About Jennifer Stackhouse

Recently Jennifer Stackhouse made the big move from Kurmond in NSW to a Federation house in the little village of Barrington tucked beneath Mt Roland in northwest Tasmania. With high rainfall, rich, red deep soil and a mild climate she reckons she's won the gardening lottery. She's taken on an acre garden that's been lovingly planted and tended for the past 28 years by a pair of keen gardeners so she is discovering a garden full of horticultural treasures. Jennifer is the author of several gardening books including 'Garden', which won a Book Laurel for 2013, as well as ‘The Organic Guide to Edible Gardens’, ‘Planting Techniques’ and ‘My Gardening Year’, which she wrote with her mother Shirley. She was editor of ABC 'Gardening Australia' magazine and now edits the trade journal 'Greenworld' magazine and writes regularly for the Saturday magazine in 'The Mercury'. She is often heard on radio and at garden shows answering garden queries.

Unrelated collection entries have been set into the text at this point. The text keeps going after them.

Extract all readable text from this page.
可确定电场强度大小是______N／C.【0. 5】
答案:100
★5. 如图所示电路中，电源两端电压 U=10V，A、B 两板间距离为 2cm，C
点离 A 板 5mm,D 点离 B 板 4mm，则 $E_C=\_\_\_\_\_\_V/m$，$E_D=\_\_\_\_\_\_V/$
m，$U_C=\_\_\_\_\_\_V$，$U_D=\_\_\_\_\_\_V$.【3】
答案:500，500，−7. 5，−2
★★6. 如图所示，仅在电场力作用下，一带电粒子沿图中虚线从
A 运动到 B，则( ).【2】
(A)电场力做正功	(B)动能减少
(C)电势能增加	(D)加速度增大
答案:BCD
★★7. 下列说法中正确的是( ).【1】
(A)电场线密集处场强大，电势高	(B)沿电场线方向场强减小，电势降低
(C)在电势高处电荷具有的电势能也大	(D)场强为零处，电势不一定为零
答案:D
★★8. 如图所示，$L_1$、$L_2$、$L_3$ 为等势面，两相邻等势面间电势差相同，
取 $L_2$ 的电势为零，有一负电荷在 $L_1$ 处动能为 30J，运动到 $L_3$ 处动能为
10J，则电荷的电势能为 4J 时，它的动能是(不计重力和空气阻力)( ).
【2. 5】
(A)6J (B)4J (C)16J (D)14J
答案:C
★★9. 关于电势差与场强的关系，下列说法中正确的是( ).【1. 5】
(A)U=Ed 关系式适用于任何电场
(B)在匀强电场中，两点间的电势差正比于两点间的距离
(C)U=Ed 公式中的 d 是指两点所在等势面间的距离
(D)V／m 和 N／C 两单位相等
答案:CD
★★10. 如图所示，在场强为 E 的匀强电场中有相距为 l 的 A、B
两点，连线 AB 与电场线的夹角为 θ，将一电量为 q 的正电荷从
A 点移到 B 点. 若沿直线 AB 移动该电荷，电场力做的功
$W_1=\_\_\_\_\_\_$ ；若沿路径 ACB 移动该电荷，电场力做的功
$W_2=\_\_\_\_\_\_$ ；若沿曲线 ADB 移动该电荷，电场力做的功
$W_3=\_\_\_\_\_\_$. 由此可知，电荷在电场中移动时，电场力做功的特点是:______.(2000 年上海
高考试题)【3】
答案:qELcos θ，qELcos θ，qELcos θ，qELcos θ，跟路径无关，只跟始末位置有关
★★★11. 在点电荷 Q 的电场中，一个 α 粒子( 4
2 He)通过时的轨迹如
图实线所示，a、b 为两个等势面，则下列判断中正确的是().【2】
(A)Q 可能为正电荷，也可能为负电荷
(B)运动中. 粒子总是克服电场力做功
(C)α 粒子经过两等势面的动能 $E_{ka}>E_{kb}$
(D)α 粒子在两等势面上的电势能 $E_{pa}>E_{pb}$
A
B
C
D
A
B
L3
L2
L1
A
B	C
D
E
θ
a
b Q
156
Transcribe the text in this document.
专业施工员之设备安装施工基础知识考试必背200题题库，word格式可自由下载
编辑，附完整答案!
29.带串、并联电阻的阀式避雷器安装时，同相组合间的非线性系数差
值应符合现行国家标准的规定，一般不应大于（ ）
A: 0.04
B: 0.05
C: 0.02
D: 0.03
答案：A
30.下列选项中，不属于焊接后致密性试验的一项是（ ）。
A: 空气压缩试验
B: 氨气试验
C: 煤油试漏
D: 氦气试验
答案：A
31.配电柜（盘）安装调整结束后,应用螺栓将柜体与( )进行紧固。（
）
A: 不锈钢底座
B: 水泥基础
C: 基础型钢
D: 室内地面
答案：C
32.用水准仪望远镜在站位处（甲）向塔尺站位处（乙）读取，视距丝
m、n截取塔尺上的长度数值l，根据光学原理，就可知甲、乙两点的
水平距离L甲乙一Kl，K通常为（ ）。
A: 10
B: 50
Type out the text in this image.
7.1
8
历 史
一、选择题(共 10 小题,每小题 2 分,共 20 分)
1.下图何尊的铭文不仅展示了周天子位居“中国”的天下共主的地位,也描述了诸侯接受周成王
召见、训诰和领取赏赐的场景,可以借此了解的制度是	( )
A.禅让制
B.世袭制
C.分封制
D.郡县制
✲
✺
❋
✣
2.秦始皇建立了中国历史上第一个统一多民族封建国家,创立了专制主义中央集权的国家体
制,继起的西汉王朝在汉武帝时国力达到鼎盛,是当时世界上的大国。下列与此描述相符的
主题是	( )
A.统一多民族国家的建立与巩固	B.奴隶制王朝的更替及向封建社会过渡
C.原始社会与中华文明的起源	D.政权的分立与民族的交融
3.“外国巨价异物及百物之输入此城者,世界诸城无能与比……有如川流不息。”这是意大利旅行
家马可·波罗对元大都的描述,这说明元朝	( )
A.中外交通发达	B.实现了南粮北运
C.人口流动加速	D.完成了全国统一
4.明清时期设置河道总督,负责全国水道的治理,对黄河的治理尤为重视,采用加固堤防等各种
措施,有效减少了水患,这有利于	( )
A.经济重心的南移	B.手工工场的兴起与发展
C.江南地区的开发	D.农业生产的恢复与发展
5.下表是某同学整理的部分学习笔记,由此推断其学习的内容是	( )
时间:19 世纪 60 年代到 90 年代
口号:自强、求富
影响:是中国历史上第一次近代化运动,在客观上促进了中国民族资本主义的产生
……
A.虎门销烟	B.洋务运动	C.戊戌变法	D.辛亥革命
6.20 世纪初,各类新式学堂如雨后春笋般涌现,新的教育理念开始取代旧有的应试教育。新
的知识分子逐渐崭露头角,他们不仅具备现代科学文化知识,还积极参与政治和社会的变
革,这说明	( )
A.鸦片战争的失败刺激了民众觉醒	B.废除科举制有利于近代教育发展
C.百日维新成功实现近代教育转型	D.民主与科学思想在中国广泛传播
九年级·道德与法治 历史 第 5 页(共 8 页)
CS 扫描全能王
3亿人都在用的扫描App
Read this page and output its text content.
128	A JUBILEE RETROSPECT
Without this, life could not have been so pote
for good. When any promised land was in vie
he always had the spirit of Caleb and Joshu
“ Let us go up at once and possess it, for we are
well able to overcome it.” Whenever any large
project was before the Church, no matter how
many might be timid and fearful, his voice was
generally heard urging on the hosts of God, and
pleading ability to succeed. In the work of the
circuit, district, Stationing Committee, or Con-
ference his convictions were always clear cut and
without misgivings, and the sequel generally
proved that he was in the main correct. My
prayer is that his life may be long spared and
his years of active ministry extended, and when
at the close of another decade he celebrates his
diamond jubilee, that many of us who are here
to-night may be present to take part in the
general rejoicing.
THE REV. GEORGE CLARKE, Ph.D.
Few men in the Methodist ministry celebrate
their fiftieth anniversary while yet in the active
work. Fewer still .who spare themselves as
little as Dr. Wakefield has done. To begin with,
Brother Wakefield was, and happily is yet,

4 thoughts on “Petunia, you pet

  1. Petunias. I don’t know – there’s something about them that’s always looked a little (ahem) old lady to me. They sort of flop about in the heat like they’re just not coping. Though your hanging baskets do show them off much better, so maybe I should try that.

    • Jennifer Stackhouse on said:

      Just call me Nana!
      Jennifer

  2. Thanks Jennifer, for the tip about the techno heat lobelias. I am having trouble getting my hanging baskets to last through the heat without daily watering, despite usual wetting agent inclusion , mulching etc… geraniums are about all that have thrived.
    That blue is a blast, isn’t it? Then again I am partial to that shade.
    I always try to have red and white petunias blooming in pots by Christmas Day. Just makes it all look so festive and good backdrop for photos.
    Julie

    • Jennifer Stackhouse on said:

      If you succumb to hanging baskets with flowers it is daily watering I am afraid! Glad you like the Techno Heat lobelias.